Monday, January 17, 2011

What Are You Doing New Year's Eve?

As a result of my inability to last five days at camp I, along with the three other quitters, was home for New Year's Eve.

On an earlier occasion I had heard Sheilla, one of our Ugandan hostesses, referring to her "African spirit" and I spent some time over the holiday weekend thinking about how badly I needed some African spirit. It's my opinion that African spirit is whatever it is in the village kids that makes them smile so brightly even though they are hungry. It's what made camp fun for all those people even though we were all sharing a water pump. Sheilla uses hers to get up and unlock a seriously barred front door at dawn even though she only got to bed at midnight. The African spirit is most evident whenever we are called to praise and worship.
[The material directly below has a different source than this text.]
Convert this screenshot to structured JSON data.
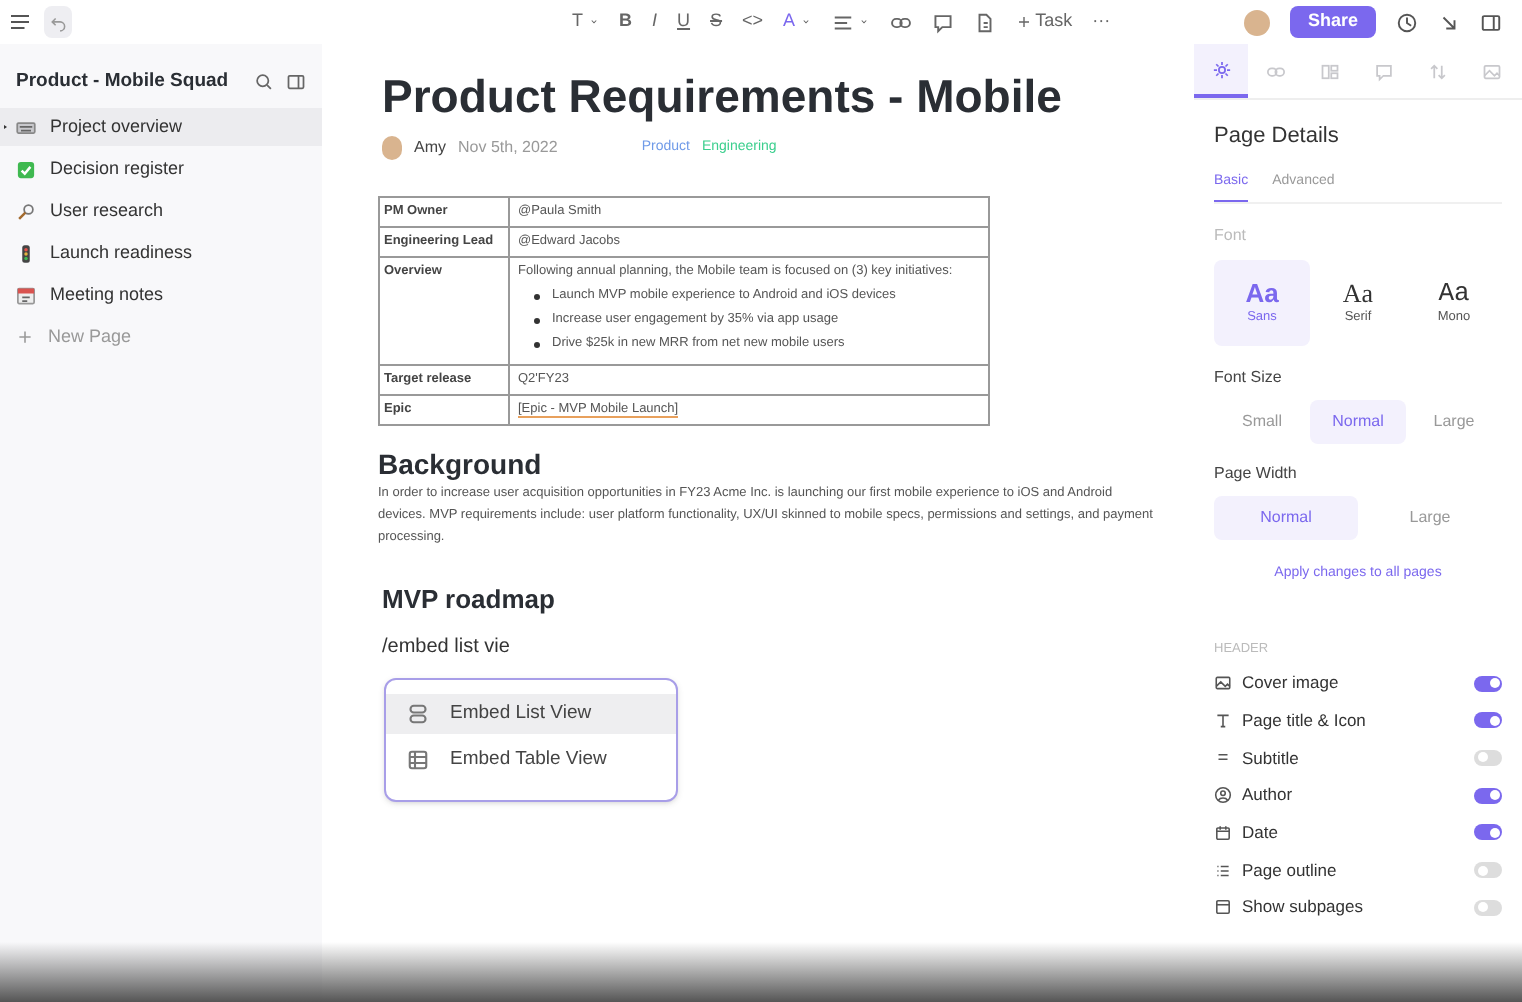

On New Year's Eve Jonah, a Ugandan EAC employee, attended one such service that began in the evening and was projected to run all night. I don't think any Mzungus had what it takes to accept his invitation to join, but I can imagine the noise of the crowd and the loud, powerful singing and the warm, heartfelt prayers. Africans don't hold back when they are praising their Lord. That bold, shameless ability of expression is something Americans are sorely lacking. I wondered that night if I had ever once entertained the notion of staying up all night to thank God for the opening of a New Year, a new day, anything.

I remember as a child at Camp Susque how we would take one special night and go for a hike and stay out next to a campfire singing and praying and sharing until everyone was falling asleep. I remember looking forward to that every year, that time of uninterrupted reverence to God. But it still doesn't compare to the open hearts of an African praise and worship service. It was amazing to see how they'd taken a holiday that, for me, is completely meaningless and turned it into a beautiful time to worship. It makes me think how incredibly white Americans are. Not in skin color, but in their worship. For holidays we get together and have a 30 minute devotion and play some board games and I have never not enjoyed that kind of celebration. But why don't we have the other kind too? How come we're so vanilla? Why don't adults in America shout praise songs to ring in the New Year? I really think this is something we need to institute.

Not that I did it that night. Like I said, none of us accepted the invitation. We stayed at home, being white. We gathered all of the balloons that had been up for Christmas and I photographed four other Mzungus jumping off a wall and popping balloons at midnight. We had fun, but we didn't do much praising. Not out loud or as a group anyway.

We did venture out into the street after the stroke of twelve, to see what the neighbors were doing. While Christians in Uganda were praising and singing, the nonChristians were celebrating very much like Americans. The air out in the street was probably about 98% vodka and fireworks were going off in the city. People were dancing and celebrating and so for just a few minutes we stepped outside of our whiteness and danced with them. I laughed a lot that night.